The question is where does this leave CROPP? What will be the effect of any restructuring on processing plants used by CROPP, especially for Grass Fed branded milk? Will the joint venture continue with a different partner or will CROPP have to buy out Dean or will it end and any CROPP investment will be lost?
Lactalis, owners of Stonyfield are slowly increasing their footprint in the US. The world's biggest dairy company, which purchased Stonyfield Yogurt in 2017, now owns Commonwealth Dairy, a yogurt maker with facilities in Brattleboro, VT and Casa Grande, Ariz. This is the fourth Lactalis purchase in the United States in the past two years. With the addition of Commonwealth Dairy, Lactalis now has eight factories and more than 2,400 employees in the U.S.
Crop Planting Update
Both conventional and organic planting has been hammered by the excessive rainfall. According to the June 24, 2019 release of the NASS Crop Progress report, 96 percent of the corn has been planted in the 18 states, 4 percent less than the average. Also, only 89 percent of new crop has emerged, when compared to the previous 5 year average of 99 percent. Soybean planted acres are at 85 percent, below the five-year average of 97 percent. Soybean crops emerged is 71 percent, below the 91 percent, 5-year average. Organic corn and soybean prices remain stable, but it’s difficult to know how the weather and ground conditions have affected both yield and quality. The domestic price for organic corn and soybeans is partly determined by the volume of imports. The integrity of these imports is determined by the actions of the NOP. In a recent article in the Minneapolis Star Tribune, Betsy Rakola, organic compliance director at the U.S. Department of Agriculture (USDA) is quoted as saying “Overseeing a global supply chain with 40 people is no joke,” and organic certification “is a public-private process-based system, and that traceability means anything that comes in with an organic certification can be sold as organic.” John Bobbe, previously Executive Director of OFARM, has been leading the fight to ensure that NOP is using all of the means at the disposal of a Federal program to ensure organic compliance. He accurately states that if the NOP is continuing down the same old path, simply inspecting farms in other countries like they do in the U.S., it will not going to get at the corruption in the supply chain. If the NOP dos not have the resources to inspect every ship, they need to work with the U.S. Customs and Border Protection who are on every ship and could get the paperwork. It appears that more questionable organic grain has been rejected from entering the country because it comes from a nation from which whole corn is prohibited because of fear of pest contamination.

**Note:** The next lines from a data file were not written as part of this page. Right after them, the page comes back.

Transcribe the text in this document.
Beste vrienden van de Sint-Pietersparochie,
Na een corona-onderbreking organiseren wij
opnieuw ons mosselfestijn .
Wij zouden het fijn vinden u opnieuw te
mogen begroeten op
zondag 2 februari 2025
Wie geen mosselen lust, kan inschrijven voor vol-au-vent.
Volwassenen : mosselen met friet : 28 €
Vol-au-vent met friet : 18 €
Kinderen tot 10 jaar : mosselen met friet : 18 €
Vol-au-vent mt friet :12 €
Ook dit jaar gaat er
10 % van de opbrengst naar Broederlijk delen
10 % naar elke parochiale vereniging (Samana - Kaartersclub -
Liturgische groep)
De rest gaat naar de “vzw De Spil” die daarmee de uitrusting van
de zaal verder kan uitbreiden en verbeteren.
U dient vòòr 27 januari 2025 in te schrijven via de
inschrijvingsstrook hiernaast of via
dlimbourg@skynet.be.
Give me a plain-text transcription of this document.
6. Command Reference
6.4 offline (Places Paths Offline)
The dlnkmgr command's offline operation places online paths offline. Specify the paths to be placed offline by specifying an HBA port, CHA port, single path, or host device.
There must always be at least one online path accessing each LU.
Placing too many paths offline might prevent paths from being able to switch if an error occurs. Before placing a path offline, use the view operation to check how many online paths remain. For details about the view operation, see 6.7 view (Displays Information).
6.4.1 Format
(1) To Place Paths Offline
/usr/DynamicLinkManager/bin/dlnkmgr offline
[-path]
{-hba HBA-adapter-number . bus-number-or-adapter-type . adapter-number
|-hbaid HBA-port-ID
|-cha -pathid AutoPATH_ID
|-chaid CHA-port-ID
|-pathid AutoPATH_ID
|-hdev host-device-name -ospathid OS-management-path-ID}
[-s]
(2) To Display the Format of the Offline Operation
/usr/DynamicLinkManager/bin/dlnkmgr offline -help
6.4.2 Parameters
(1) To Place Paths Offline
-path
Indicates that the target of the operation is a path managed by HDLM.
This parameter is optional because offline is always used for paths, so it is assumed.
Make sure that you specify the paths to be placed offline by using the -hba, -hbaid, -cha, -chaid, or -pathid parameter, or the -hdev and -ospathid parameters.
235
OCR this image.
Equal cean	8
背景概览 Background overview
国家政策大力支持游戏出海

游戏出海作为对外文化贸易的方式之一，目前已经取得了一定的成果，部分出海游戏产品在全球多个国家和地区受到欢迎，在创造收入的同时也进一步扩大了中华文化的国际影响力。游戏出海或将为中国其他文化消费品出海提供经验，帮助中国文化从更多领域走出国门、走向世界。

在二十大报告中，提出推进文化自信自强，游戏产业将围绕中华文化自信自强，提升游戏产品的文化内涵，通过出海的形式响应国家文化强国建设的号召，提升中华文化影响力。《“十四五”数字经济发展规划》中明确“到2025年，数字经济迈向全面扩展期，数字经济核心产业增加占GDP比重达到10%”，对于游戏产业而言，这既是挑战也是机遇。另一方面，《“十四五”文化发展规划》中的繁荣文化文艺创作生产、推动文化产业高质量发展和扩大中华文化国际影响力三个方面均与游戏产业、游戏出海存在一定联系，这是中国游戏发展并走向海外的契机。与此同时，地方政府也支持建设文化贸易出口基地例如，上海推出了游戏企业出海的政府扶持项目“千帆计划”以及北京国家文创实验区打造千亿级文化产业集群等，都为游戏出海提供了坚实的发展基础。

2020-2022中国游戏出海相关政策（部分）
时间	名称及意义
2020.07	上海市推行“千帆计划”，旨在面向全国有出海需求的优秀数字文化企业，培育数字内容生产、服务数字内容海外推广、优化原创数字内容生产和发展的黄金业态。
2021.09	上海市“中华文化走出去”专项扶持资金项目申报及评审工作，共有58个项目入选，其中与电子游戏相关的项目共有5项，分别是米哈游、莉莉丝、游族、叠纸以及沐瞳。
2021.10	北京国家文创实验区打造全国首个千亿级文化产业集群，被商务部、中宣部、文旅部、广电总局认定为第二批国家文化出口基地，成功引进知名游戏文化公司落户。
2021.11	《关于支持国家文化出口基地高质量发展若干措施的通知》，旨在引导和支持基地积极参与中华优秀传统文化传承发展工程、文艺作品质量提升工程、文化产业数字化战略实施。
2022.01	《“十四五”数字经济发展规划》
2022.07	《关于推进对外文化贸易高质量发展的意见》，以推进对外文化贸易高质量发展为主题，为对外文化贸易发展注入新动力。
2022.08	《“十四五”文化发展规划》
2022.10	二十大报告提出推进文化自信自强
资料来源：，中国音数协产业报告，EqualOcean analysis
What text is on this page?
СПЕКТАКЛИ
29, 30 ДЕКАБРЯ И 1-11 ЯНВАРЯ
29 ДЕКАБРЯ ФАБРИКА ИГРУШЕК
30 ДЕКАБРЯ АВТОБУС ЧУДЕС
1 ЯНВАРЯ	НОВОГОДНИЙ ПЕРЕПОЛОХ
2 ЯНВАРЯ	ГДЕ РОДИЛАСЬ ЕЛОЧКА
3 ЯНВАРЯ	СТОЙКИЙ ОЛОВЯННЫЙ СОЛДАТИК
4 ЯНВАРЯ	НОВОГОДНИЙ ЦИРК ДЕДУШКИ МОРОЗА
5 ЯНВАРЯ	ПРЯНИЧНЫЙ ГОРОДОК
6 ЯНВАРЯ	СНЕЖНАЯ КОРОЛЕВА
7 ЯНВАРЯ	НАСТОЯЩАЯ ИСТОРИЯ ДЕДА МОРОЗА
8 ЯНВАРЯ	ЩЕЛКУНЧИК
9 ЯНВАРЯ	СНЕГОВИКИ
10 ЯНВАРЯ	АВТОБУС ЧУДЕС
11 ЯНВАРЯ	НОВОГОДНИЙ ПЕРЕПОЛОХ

If USDA’s Animal and Plant Health Inspection Service and the U.S. Customs and Border Protection work together on stopping illegal grain imports, then where is the cooperative agreement with USDA NOP to look at all the paperwork on incoming organic imports?
Organic farming is no joke – protecting the integrity of the organic seal is what USDA signed up for and they need to use all of the tools at their disposal to protect it.